After nearly two years on my shelves – which is, sadly, not altogether outside the typical – I finally began Christopher Celenza’s The Intellectual World of the Italian Renaissance: Language, Philosophy, and the Search for Meaning and there discovered, amongst other things, Poggio Bracciolini’s Facetiae. While I wait for my Belles Lettres Latin/French edition to arrive I’ve been reading a 1928 English edition translated by Edward Storer. I have the sense he skipped a few of the more obscene tales but I’ll find out shortly.
How a Friar’s Breeches became Sacred Relics
A pleasant story which ought to have its place among these little tales happened some time ago in Amalia.

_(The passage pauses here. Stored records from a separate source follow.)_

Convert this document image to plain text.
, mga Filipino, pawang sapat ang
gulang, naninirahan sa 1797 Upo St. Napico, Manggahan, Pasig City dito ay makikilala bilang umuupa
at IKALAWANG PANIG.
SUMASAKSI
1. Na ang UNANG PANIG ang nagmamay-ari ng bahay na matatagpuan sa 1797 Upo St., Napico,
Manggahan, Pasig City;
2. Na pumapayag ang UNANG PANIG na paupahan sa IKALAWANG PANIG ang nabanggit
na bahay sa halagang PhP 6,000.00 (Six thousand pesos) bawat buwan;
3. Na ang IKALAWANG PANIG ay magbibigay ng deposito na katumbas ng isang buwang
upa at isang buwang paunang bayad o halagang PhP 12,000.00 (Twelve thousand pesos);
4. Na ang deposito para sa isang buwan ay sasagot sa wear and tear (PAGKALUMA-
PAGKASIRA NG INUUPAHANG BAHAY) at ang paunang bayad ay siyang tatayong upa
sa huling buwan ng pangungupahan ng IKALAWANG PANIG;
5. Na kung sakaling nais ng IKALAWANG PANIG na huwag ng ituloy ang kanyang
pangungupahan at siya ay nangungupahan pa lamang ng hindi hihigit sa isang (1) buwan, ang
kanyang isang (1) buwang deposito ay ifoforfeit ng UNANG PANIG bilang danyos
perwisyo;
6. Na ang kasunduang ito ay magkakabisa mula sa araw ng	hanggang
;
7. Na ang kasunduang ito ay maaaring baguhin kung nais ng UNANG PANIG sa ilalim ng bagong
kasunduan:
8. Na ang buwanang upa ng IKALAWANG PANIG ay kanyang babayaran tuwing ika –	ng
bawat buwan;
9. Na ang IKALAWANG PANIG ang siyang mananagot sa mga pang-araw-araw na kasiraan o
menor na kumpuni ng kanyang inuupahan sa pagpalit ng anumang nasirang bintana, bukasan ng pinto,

A married woman, moved it would seem by piety, went to confess her sins to a friar of the minor orders. The friar, listening to the woman’s confession, was moved with desire, and plied her so with words and youthful supplications that finally he won her to his passion, and it only remained between them to arrange the manner of their meeting.
They made their plan out of the light-heartedness of their youth, that the woman should feign a great sickness, and should call her confessor to her bedside. It is the custom to leave confessor and penitent alone together for the greater liberty of the soul.
So the woman feigned her malady, and put herself to bed, complaining of a mortal pain, and asked for her confessor, who entered her chamber alone, everyone else having carefully retired.
And the two of them played Cupid’s game not once but several times. The confessor’s visit was so protracted that some one came into the room to see if all was well, whereat the friar took his leave of the woman, saying that he would return the next day to hear the remainder of the confession, for it was very long.
He returned next day, and was left alone with the woman. Removing his breeches, he laid them over a chair, and continued to hear the confession in the same manner as on the previous day.
The husband, who was not at all suspicious, nevertheless marvelled at the length of the sacrament, and suddenly entered the room. The friar slipped away, leaving his breeches behind him in his haste.
The husband protested loudly, saying that the man was not a friar but an adulterer, and he went to the prior of the monastery and made a great disturbance, violently threatening the guilty man with death.
The prior, who was an old man, sought to calm the man’s ire, saying that his loud-mouthed anger and violent reproaches turned little to the honour of his family, and that it was best to keep quiet about everything, and hide it.
The husband argued that the thing was manifest enough on account of the breeches, and could not be hidden, but the old prior found a way out of this, too, saying that the breeches could pass for those of St. Francis, which the friar had taken as a holy relic to cure the wife. He would come and fetch them back with great solemnity and pomp.
So the prior convoked the monks, and, dressed in their sacred vestments, and with a large Cross at the head of the procession, they repaired to the man’s house, and took the breeches away devoutly as if they were a holy relic, and they placed them on a silken cushion, and made the husband and the wife kiss them, as they did all they met on the way.
With chants and prayers and ceremonies, they bore the breeches back to the monastery, and placed them with the other relics.
But later, the facts were discovered, and a commission of inquiry was sent from Rome to look into the sacrilege.